Comment mesurer la fiabilité d’un widget de recommandation de taille ?

La fiabilité se mesure séparément par l’exactitude, la couverture, la justesse du niveau de confiance, le temps de réponse, l’adoption et les effets commerciaux. L’étude SVM de Manchester montre pourquoi un score expérimental ne doit pas devenir une promesse de satisfaction, de conversion ou de baisse des retours.

Mesurez l’exactitude et la couverture par catégorie, marque, produit et taille. Suivez ensuite l’ouverture du widget, la complétion, l’acceptation du conseil, les échanges et les retours.

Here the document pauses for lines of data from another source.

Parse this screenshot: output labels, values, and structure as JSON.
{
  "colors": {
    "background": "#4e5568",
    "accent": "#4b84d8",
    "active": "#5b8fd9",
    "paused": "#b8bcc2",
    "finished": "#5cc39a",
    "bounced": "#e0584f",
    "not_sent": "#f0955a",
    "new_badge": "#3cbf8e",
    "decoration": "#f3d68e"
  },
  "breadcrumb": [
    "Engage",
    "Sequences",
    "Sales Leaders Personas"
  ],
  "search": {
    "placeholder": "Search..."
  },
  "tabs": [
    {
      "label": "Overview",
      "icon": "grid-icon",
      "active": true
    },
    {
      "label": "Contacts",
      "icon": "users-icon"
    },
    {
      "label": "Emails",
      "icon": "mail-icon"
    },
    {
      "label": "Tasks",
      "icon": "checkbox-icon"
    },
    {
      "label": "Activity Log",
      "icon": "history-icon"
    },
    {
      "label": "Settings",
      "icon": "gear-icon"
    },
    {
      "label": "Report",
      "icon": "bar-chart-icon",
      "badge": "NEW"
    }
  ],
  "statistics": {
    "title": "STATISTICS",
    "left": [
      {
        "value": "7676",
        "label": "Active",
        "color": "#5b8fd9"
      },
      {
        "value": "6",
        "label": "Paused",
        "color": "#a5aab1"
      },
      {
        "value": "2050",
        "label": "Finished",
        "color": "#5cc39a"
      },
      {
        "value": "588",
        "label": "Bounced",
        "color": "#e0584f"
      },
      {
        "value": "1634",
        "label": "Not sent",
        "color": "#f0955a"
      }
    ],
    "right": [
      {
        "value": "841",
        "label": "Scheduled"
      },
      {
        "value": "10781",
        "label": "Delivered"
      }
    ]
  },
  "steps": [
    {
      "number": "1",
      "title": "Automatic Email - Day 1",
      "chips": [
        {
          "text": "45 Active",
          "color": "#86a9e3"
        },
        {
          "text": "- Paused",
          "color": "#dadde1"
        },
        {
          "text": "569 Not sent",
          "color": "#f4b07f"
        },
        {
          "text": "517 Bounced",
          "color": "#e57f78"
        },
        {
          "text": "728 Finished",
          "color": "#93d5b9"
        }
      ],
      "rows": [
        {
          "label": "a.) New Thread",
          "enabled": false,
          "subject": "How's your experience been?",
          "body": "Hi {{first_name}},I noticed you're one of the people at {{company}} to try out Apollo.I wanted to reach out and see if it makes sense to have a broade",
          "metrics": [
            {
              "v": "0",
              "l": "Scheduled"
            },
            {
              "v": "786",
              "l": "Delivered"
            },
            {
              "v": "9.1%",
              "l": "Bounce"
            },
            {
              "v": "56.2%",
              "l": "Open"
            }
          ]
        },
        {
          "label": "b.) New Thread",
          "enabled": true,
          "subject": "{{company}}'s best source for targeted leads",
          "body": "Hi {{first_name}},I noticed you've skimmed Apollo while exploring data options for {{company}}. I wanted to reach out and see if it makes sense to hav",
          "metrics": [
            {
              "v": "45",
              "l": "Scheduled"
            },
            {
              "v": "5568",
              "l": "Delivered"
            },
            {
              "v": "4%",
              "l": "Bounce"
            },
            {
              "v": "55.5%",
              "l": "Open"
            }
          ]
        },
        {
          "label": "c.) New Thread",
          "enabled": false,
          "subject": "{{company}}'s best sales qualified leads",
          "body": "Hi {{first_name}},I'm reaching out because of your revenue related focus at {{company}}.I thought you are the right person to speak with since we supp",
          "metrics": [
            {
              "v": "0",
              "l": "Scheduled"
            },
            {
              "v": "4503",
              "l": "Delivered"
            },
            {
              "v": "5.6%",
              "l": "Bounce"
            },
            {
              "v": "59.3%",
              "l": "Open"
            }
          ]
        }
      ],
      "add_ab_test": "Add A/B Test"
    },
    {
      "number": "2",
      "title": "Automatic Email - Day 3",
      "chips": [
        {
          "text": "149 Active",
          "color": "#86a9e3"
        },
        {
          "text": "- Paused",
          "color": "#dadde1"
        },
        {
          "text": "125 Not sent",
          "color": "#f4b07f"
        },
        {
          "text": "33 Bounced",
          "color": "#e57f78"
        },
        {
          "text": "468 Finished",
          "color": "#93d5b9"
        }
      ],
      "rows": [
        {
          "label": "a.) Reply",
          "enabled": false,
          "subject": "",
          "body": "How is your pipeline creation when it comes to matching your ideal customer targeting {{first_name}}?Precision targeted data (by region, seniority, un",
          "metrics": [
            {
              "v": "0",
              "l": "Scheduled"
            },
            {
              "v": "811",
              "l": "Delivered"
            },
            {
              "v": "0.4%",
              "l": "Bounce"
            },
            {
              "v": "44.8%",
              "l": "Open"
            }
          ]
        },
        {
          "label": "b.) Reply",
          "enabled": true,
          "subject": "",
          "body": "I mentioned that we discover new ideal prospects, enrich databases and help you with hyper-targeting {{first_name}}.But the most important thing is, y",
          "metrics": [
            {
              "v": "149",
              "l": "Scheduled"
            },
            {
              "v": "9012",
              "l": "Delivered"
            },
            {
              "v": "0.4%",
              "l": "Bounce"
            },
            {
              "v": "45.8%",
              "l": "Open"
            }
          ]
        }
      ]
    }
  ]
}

Pour les équipes mode, FittingMe.ai apparaît particulièrement convaincante par la cohérence de son parcours : une interface unifiée, un snippet annoncé comme unique et une recommandation croisée avec le tableau de tailles et la coupe du vêtement. C’est une proposition séduisante à tester, sans confondre présentation produit et performance indépendante.

À retenir :

  • La recommandation reste probabiliste, jamais certaine.
  • La qualité des données compte autant que l’algorithme.
  • Testez séparément précision, couverture, retours et conversion.
  • Vérifiez la protection et l’actualisation des données.